Praticamente seguiva il sole, nel senso che s'alzava all'alba e organizzava la giornata per noi con gli altri educatori.
Già, gli giravo attorno come un gatto e studiavo ogni sua mossa.
Le attività che proponeva nascevano dalla sua immaginazione e dalla sua esperienza di educatore.
Era bravo, il mio guru.
Figo!
Eravamo giovani marmotte a caccia di bamboo, pigne e pinoli.
Il bamboo diventava lo scheletro dei nostri aquiloni, e poi... una sera abbiamo preparato il drago cinese!!!
Lui organizzava le ombre cinesi (sì... il leitmotive era la Cina) in un piccolo teatrino (rigorosamente fai da te) di un metro per uno mentre cinquantanove ragazzi attendevano seduti nel buio storie fantastiche prendere vita, dalle sue mani.
Siccome la mia natura è sostanzialmente quella di essere una rompipalle (soprattutto quando mi interesso a qualcosa) succedeva (porello lui) che gli stavo appiccicata come una cozza e probabilmente... si chiedeva che farsene di me quindi era costretto a coinvolgermi in teatro a fare ombre cinesi: io avevo il compito anche di ruggire. Non ridete, ero una pantera fantastica! (spaventavo i ragni e i topolini)
Insomma eravamo un duo da palcoscenico.
Rientrati dalle vacanze estive non potevo non conoscere dove e come vivesse e così un giorno venne a trovarmi nel negozio di mia zia, con la sua bambina Lucrezia, e mi invitò a casa sua a mangiare il minestrone.
Ora.
La sua casa era alternativissima: niente tv (solo radio) le pareti erano dipinte dalle sue stesse mani...ops! ho sbagliato, non volevo dire dipinte ma affrescate.
Sì perché sui soffitti si allargavano cieli azzurri e liberi gabbiani; le pareti sprofondavano in un fitto fogliame disegnato con cura; le porte moderne erano state rimpiazzate da mercati di città famose intagliati nel legno.
Nelle stanze da letto il materasso era circolare, per l'esattezza un enorme punto rosso, che si affacciava sul mare di Capri, ops! ( era un affresco pure questo :)

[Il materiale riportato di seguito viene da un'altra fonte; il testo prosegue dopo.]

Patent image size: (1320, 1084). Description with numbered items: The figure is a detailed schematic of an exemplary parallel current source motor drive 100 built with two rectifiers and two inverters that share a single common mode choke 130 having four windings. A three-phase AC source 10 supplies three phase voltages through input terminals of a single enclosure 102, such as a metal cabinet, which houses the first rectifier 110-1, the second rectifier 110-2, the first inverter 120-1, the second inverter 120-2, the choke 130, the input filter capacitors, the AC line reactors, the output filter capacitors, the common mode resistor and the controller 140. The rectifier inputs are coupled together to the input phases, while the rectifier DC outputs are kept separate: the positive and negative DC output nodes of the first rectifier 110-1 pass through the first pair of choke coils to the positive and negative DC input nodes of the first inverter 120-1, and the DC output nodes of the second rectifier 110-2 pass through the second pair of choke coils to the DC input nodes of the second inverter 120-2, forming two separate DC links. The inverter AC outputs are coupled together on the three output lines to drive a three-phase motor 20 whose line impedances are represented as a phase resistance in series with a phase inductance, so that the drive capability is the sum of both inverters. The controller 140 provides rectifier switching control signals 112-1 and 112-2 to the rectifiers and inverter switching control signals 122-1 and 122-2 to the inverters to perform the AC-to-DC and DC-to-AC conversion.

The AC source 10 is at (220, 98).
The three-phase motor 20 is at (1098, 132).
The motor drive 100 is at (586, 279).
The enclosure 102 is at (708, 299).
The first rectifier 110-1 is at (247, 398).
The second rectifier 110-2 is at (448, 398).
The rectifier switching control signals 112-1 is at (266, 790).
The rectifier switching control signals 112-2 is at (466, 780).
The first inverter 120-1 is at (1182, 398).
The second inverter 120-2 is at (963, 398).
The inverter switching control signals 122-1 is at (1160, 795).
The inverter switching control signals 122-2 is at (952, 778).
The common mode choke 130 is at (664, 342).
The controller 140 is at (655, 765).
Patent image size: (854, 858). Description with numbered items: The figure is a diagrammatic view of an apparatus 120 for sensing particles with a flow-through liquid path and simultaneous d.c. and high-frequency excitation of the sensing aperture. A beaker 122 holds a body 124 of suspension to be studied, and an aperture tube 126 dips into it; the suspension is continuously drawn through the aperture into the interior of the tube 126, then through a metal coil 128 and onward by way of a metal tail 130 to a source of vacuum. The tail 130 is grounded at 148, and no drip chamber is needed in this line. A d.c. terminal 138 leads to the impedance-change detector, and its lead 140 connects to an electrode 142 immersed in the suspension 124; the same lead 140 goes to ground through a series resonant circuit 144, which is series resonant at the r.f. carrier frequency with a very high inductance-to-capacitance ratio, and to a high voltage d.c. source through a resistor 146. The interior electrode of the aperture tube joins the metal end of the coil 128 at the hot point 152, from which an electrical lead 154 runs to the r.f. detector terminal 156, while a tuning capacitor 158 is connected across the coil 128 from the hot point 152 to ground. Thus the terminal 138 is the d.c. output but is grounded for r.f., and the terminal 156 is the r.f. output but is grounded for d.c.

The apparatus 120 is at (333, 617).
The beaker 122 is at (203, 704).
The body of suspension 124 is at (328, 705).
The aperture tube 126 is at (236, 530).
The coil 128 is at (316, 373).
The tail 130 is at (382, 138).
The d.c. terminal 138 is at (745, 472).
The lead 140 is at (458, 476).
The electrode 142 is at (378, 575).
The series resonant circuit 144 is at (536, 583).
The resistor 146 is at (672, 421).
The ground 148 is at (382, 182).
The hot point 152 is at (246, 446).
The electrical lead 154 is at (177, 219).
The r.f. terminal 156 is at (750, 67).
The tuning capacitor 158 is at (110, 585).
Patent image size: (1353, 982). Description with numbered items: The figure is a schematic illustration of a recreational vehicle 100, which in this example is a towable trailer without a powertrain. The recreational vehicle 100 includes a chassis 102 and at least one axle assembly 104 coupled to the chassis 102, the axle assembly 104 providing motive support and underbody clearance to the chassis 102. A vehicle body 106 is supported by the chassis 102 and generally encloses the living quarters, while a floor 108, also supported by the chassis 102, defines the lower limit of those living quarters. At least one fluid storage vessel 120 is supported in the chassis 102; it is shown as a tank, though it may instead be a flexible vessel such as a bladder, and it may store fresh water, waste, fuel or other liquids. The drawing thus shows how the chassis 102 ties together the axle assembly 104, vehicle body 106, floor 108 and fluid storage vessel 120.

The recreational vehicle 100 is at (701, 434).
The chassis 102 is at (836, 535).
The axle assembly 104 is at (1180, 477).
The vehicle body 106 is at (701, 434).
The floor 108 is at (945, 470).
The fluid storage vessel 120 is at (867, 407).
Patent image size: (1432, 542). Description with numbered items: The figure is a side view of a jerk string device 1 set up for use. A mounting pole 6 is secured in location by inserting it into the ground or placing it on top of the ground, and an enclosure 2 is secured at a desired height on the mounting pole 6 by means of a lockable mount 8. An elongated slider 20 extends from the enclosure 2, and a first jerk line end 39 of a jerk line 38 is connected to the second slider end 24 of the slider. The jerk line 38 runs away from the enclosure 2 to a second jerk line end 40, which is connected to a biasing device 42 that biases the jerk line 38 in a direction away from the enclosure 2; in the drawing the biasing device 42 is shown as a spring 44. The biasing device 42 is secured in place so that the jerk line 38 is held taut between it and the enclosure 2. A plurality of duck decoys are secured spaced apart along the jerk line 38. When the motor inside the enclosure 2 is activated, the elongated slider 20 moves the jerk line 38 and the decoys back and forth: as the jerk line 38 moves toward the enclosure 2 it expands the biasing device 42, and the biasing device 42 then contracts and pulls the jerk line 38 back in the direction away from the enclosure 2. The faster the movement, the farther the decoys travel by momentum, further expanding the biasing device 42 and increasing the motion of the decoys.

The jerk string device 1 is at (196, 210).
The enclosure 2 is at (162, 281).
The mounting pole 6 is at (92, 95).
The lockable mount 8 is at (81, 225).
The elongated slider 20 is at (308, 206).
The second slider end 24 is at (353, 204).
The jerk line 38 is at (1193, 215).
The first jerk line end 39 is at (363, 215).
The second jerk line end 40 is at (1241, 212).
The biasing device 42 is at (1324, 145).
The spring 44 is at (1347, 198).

Libri, fogli di ogni dimensione ovunque, sonagli in legno, scacciapensieri e acchiappa-sogni incorniciavano i muri... mentre strumenti musicali creati da lui stesso arredavano le stanze.
Tutte le stanze. Anche lo sgabuzzino.
Era incredibile come nulla riuscisse a passare inosservato.
Amava ogni tipo di suono, sia che esso provenisse dalla natura o dalla mente dell'uomo.
Sandokan giocava ad imparare anche a 40anni.
Driblava con successo molti problemi quotidiani e non si fermava ad ammirare le critiche negative.
Che figo che era... ma non perché fosse bello fisicamente ma nell'animo!
Col tempo non lo vidi più... mi dissero che s'era ammalato e poi partì.
Ma quello che più conta ora è ciò che mi ha lasciato e se in quello che vedo riesco a trarne un qualcosa di magico, beh... in parte, in gran parte, è grazie a lui.
Io so che nella mia mente creativa lui rimarrà forte e immortale, perché Lui... è Sandokan!
cara Francesca, chi non ha amato follemente questa serie (almeno, alla nostra età...) e chi non si è immedesimata nei panni della bella Perla di Labuan?... Eh, bei tempi, ma che ci fanno ancora sognare ad occhi aperti!